Interested in volunteering? Project Jump Start meets every Tuesday and Friday at 5:30pm in the Lower Level of the SMC Campus Center. The SMC Campus Center is located between the HS/HSL library and the School of Nursing on the University of Maryland, Baltimore campus. Food drives are typically the jumping in point for new volunteers, which is an easy way to get involved and a good place to meet similar-minded people.
Treatment Engagement of Individuals Experiencing Mental Illness and Homelessness
Individuals living with serious mental illness can often be difficult to engage in ongoing treatment, with high dropout rates. Certain populations of people have historically exhibited particularly poor engagement, such as young adults experiencing a first episode of psychosis, individuals with coexisting psychotic and substance use disorders, and those who are homeless. In a recent review article, Drs. Dixon, Holoshitz, and Nossel outline how various evidence-based, recovery-oriented treatment techniques have been shown to enhance engagement in individuals who are homeless.

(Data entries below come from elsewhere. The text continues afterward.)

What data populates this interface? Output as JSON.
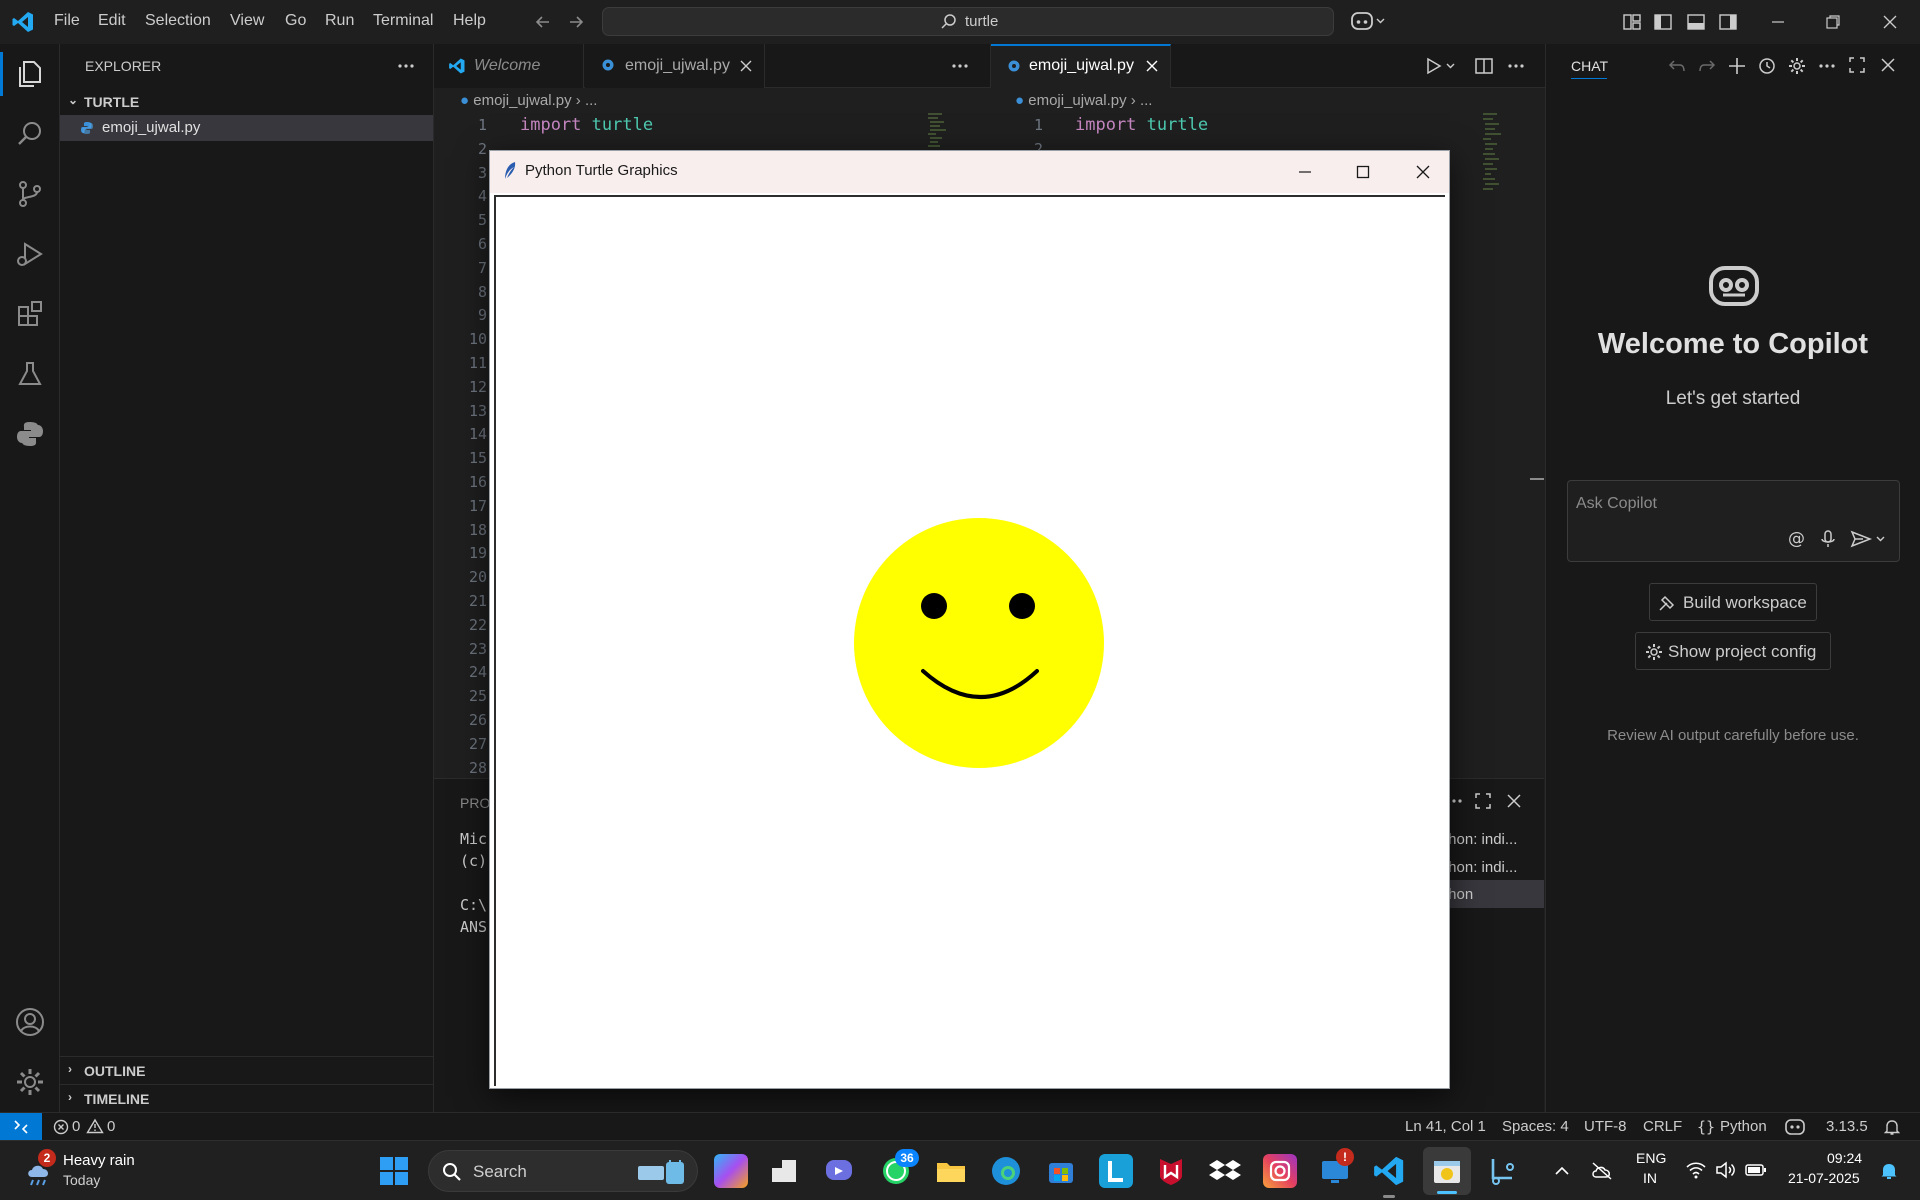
{
  "menu": [
    "File",
    "Edit",
    "Selection",
    "View",
    "Go",
    "Run",
    "Terminal",
    "Help"
  ],
  "command_center": {
    "text": "turtle"
  },
  "sidebar": {
    "title": "EXPLORER",
    "folder": "TURTLE",
    "files": [
      "emoji_ujwal.py"
    ],
    "outline": "OUTLINE",
    "timeline": "TIMELINE"
  },
  "editor_left": {
    "tabs": [
      {
        "label": "Welcome",
        "italic": true
      },
      {
        "label": "emoji_ujwal.py"
      }
    ],
    "breadcrumb": {
      "file": "emoji_ujwal.py",
      "rest": "..."
    },
    "line_numbers": [
      "1",
      "2",
      "3",
      "4",
      "5",
      "6",
      "7",
      "8",
      "9",
      "10",
      "11",
      "12",
      "13",
      "14",
      "15",
      "16",
      "17",
      "18",
      "19",
      "20",
      "21",
      "22",
      "23",
      "24",
      "25",
      "26",
      "27",
      "28"
    ],
    "code_line1": {
      "keyword": "import",
      "module": "turtle"
    }
  },
  "editor_right": {
    "tabs": [
      {
        "label": "emoji_ujwal.py"
      }
    ],
    "breadcrumb": {
      "file": "emoji_ujwal.py",
      "rest": "..."
    },
    "line_numbers": [
      "1",
      "2"
    ],
    "code_line1": {
      "keyword": "import",
      "module": "turtle"
    }
  },
  "panel": {
    "tab_partial": "PROB",
    "terminal_lines": [
      "Mic",
      "(c)",
      "",
      "C:\\",
      "ANS"
    ],
    "terminal_list": [
      "thon: indi...",
      "thon: indi...",
      "thon"
    ]
  },
  "turtle_window": {
    "title": "Python Turtle Graphics",
    "face_color": "#ffff00",
    "feature_color": "#000000"
  },
  "chat": {
    "header": "CHAT",
    "welcome_title": "Welcome to Copilot",
    "welcome_subtitle": "Let's get started",
    "input_placeholder": "Ask Copilot",
    "build_button": "Build workspace",
    "config_button": "Show project config",
    "disclaimer": "Review AI output carefully before use."
  },
  "statusbar": {
    "errors": "0",
    "warnings": "0",
    "position": "Ln 41, Col 1",
    "spaces": "Spaces: 4",
    "encoding": "UTF-8",
    "eol": "CRLF",
    "language": "Python",
    "version": "3.13.5"
  },
  "taskbar": {
    "weather_badge": "2",
    "weather_title": "Heavy rain",
    "weather_sub": "Today",
    "search": "Search",
    "whatsapp_badge": "36",
    "store_badge": "!",
    "lang_top": "ENG",
    "lang_bottom": "IN",
    "time": "09:24",
    "date": "21-07-2025"
  },
  "colors": {
    "accent": "#0078d4",
    "vscode_blue": "#23a9f2",
    "face": "#ffff00"
  }
}
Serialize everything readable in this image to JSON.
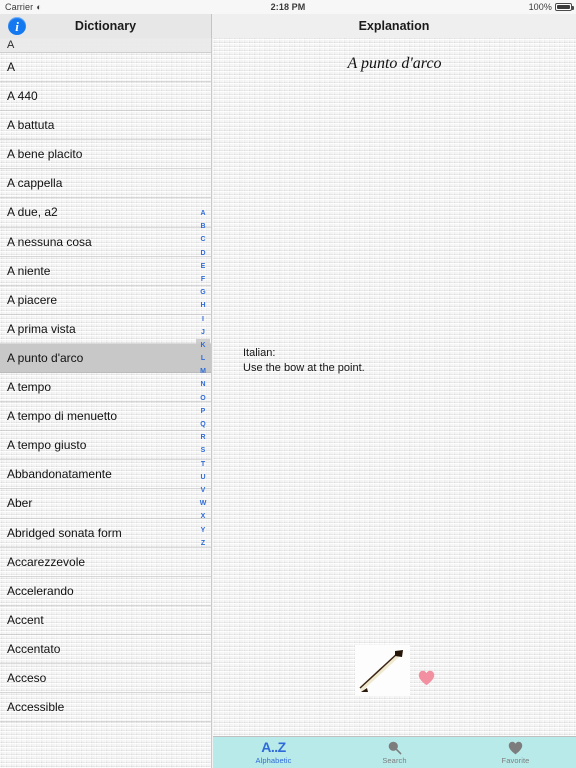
{
  "status_bar": {
    "carrier": "Carrier",
    "wifi_icon": "wifi-icon",
    "time": "2:18 PM",
    "battery_percent": "100%",
    "battery_icon": "battery-full-icon"
  },
  "nav": {
    "info_icon": "info-circle-icon",
    "info_glyph": "i",
    "left_title": "Dictionary",
    "right_title": "Explanation"
  },
  "dictionary": {
    "section_header": "A",
    "entries": [
      {
        "label": "A",
        "selected": false
      },
      {
        "label": "A 440",
        "selected": false
      },
      {
        "label": "A battuta",
        "selected": false
      },
      {
        "label": "A bene placito",
        "selected": false
      },
      {
        "label": "A cappella",
        "selected": false
      },
      {
        "label": "A due, a2",
        "selected": false
      },
      {
        "label": "A nessuna cosa",
        "selected": false
      },
      {
        "label": "A niente",
        "selected": false
      },
      {
        "label": "A piacere",
        "selected": false
      },
      {
        "label": "A prima vista",
        "selected": false
      },
      {
        "label": "A punto d'arco",
        "selected": true
      },
      {
        "label": "A tempo",
        "selected": false
      },
      {
        "label": "A tempo di menuetto",
        "selected": false
      },
      {
        "label": "A tempo giusto",
        "selected": false
      },
      {
        "label": "Abbandonatamente",
        "selected": false
      },
      {
        "label": "Aber",
        "selected": false
      },
      {
        "label": "Abridged sonata form",
        "selected": false
      },
      {
        "label": "Accarezzevole",
        "selected": false
      },
      {
        "label": "Accelerando",
        "selected": false
      },
      {
        "label": "Accent",
        "selected": false
      },
      {
        "label": "Accentato",
        "selected": false
      },
      {
        "label": "Acceso",
        "selected": false
      },
      {
        "label": "Accessible",
        "selected": false
      }
    ],
    "index_letters": [
      "A",
      "B",
      "C",
      "D",
      "E",
      "F",
      "G",
      "H",
      "I",
      "J",
      "K",
      "L",
      "M",
      "N",
      "O",
      "P",
      "Q",
      "R",
      "S",
      "T",
      "U",
      "V",
      "W",
      "X",
      "Y",
      "Z"
    ],
    "index_highlight": "K"
  },
  "explanation": {
    "title": "A punto d'arco",
    "body": "Italian:\nUse the bow at the point.",
    "image_name": "violin-bow-image",
    "favorite_icon": "heart-icon"
  },
  "tabs": [
    {
      "label": "Alphabetic",
      "icon": "az-icon",
      "glyph": "A..Z",
      "active": true
    },
    {
      "label": "Search",
      "icon": "magnifier-icon",
      "glyph": "",
      "active": false
    },
    {
      "label": "Favorite",
      "icon": "heart-icon",
      "glyph": "",
      "active": false
    }
  ],
  "colors": {
    "accent_blue": "#2f6bd8",
    "info_blue": "#1478f0",
    "tabbar_bg": "#b8eaea",
    "selected_row": "#c8c8c8",
    "heart_pink": "#f28fa0"
  }
}
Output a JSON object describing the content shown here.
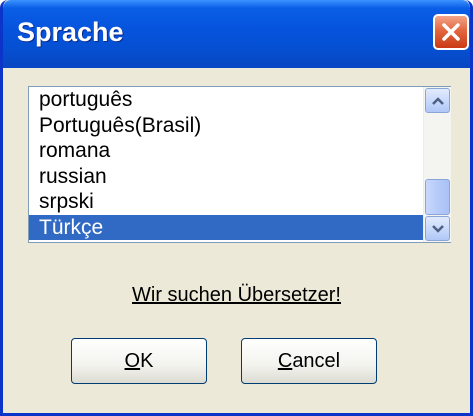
{
  "window": {
    "title": "Sprache"
  },
  "language_list": {
    "items": [
      {
        "label": "português",
        "selected": false
      },
      {
        "label": "Português(Brasil)",
        "selected": false
      },
      {
        "label": "romana",
        "selected": false
      },
      {
        "label": "russian",
        "selected": false
      },
      {
        "label": "srpski",
        "selected": false
      },
      {
        "label": "Türkçe",
        "selected": true
      }
    ]
  },
  "link": {
    "text": "Wir suchen Übersetzer!"
  },
  "buttons": {
    "ok": {
      "mnemonic": "O",
      "rest": "K"
    },
    "cancel": {
      "mnemonic": "C",
      "rest": "ancel"
    }
  },
  "colors": {
    "selection": "#316ac5",
    "titlebar": "#0653dc",
    "close": "#e2673f"
  }
}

While homeless individuals can face many barriers to engaging in mental health treatment in traditional settings (e.g., complex medical and mental health needs; substance use; mistrust of helping professionals), they also may have strengths that can be harnessed in treatment, including well-developed street skills and knowledge of the services system. Assertive outreach to homeless is an evidence-based practice that has been adapted for homeless individuals and is based on these potential strengths. Assertive outreach involves making contact with homeless individuals on their terms -- where they live -- rather than at an agency setting. It takes a multidisciplinary team approach to provide case management, mental health and substance use treatment, crisis intervention, employment support, and family services to individuals in the community. Research suggests that the primary elements for engagement within assertive outreach is persistence and consistency, therapeutic alliance, support beyond medications, flexibility, and a team decision making process.
Critical time intervention is another evidence-based practice focused on helping homeless individuals engage in treatment, with a particular focus on periods of transition, such as the transition from the hospital or shelter to housing. Critical time interventionists provide time-limited intensive case management using a phase-based approach with decreasing intensity over time. The model includes practical assistance, advocacy, and motivational enhancement to strengthen individual's long-term ties to services and supports.
Overall, evidence-based treatment models that have been successful engaging homeless individuals in treatment have an explicit focus on the development of a positive working relationship, meeting clients where they are, persistence, practical assistance, and flexibility in approach.